Friday, August 16, 2013

Fellow shrink identified Hasan after massacre

Ft. Hood – A fellow physician confirmed Hasan's identity only minutes after he admittedly attacked and killed 13 people, injuring more than 30.

Maj. Clifford Allen Hopewell, M.D., is a psychiatrist who formerly headed the Behavioral Health Unit of the Soldier Readiness Program.

Today, a big part of his job still includes automated computerized testing of soldiers for traumatic brain injury and certifying them ready for deployment.

Before his retirement, he was a colleague of Dr. Abu Nidal Malik Hasan; though their responsibilities diverged, they were involved in related practice, he explained from the witness stand on Thursday, just minutes before Col. Tara Osborne recessed court for the day.

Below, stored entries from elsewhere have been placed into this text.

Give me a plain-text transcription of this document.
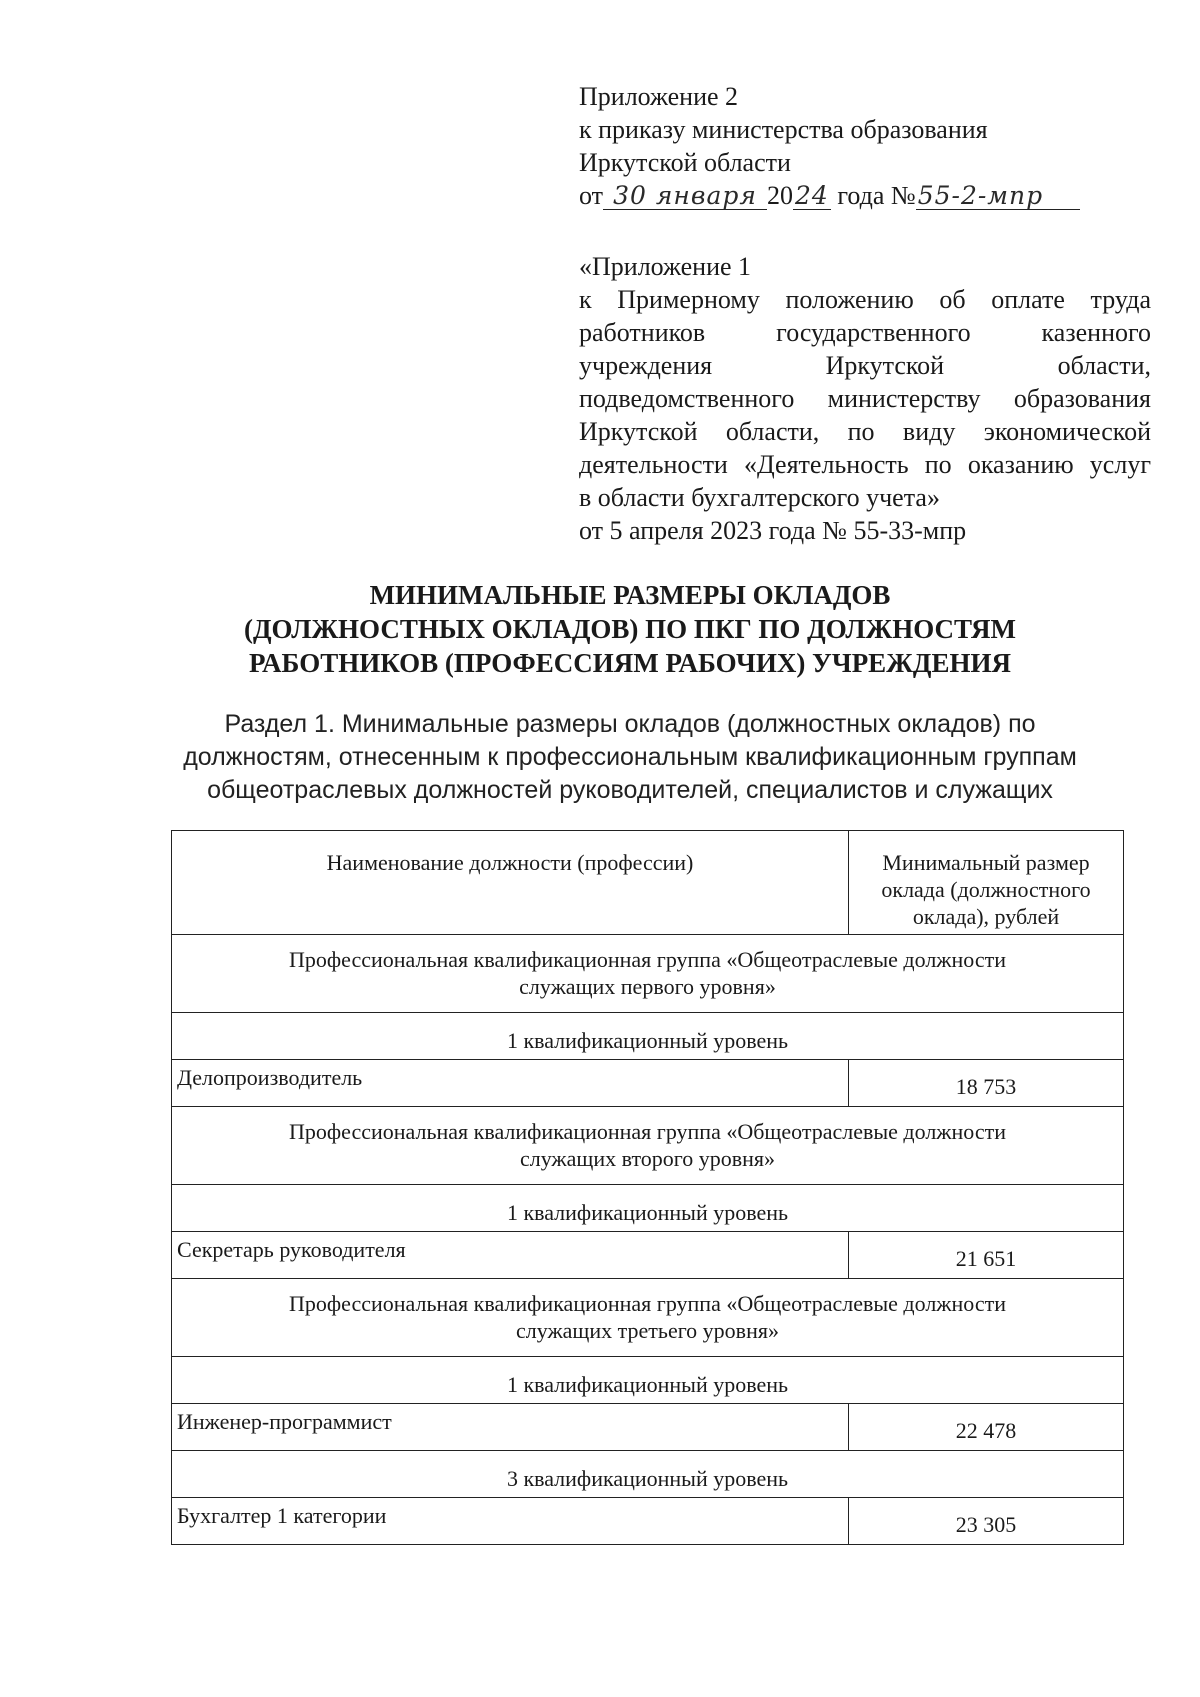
Приложение 2
к приказу министерства образования
Иркутской области
от 30 января 2024 года №55-2-мпр
«Приложение 1
к Примерному положению об оплате труда
работников государственного казенного
учреждения Иркутской области,
подведомственного министерству образования
Иркутской области, по виду экономической
деятельности «Деятельность по оказанию услуг
в области бухгалтерского учета»
от 5 апреля 2023 года № 55-33-мпр
МИНИМАЛЬНЫЕ РАЗМЕРЫ ОКЛАДОВ
(ДОЛЖНОСТНЫХ ОКЛАДОВ) ПО ПКГ ПО ДОЛЖНОСТЯМ
РАБОТНИКОВ (ПРОФЕССИЯМ РАБОЧИХ) УЧРЕЖДЕНИЯ
Раздел 1. Минимальные размеры окладов (должностных окладов) по
должностям, отнесенным к профессиональным квалификационным группам
общеотраслевых должностей руководителей, специалистов и служащих
Наименование должности (профессии)	Минимальный размер
оклада (должностного
оклада), рублей

Профессиональная квалификационная группа «Общеотраслевые должности
служащих первого уровня»	

1 квалификационный уровень	
Делопроизводитель	18 753

Профессиональная квалификационная группа «Общеотраслевые должности
служащих второго уровня»	

1 квалификационный уровень	
Секретарь руководителя	21 651

Профессиональная квалификационная группа «Общеотраслевые должности
служащих третьего уровня»	

1 квалификационный уровень	
Инженер-программист	22 478
3 квалификационный уровень	
Бухгалтер 1 категории	23 305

Asked where he was on Nov. 5, 2009, a few minutes after the lunch hour ended, he explained that his operation headquartered in three buildings situated in a row directly behind Building 42003, where the attack took place.

When he first heard gunfire, he said, he knew it was semiautomatic weapon fire, but he thought it came from M-16 rifles.

He soon learned he was mistaken when he stumbled across an empty magazine of an unfamiliar type. “I knew it was not from the kind of sidearm they issue officers in a combat zone,” he told his questioner. “It wasn't from a Beretta.”

Sure it was evidence, he picked it up and took it with him to make sure no one took it away as a keepsake. He later gave it to an Army criminal investigator.

When he walked a little further, he saw Major Hasan with a crowd of medics around him, struggling to keep him alive.

Army police spotted him and showed him an identity card with Hasan's picture on it. “They thought he was one of my employees,” he recalled. “I let them know the man they were treating was the one in the picture.”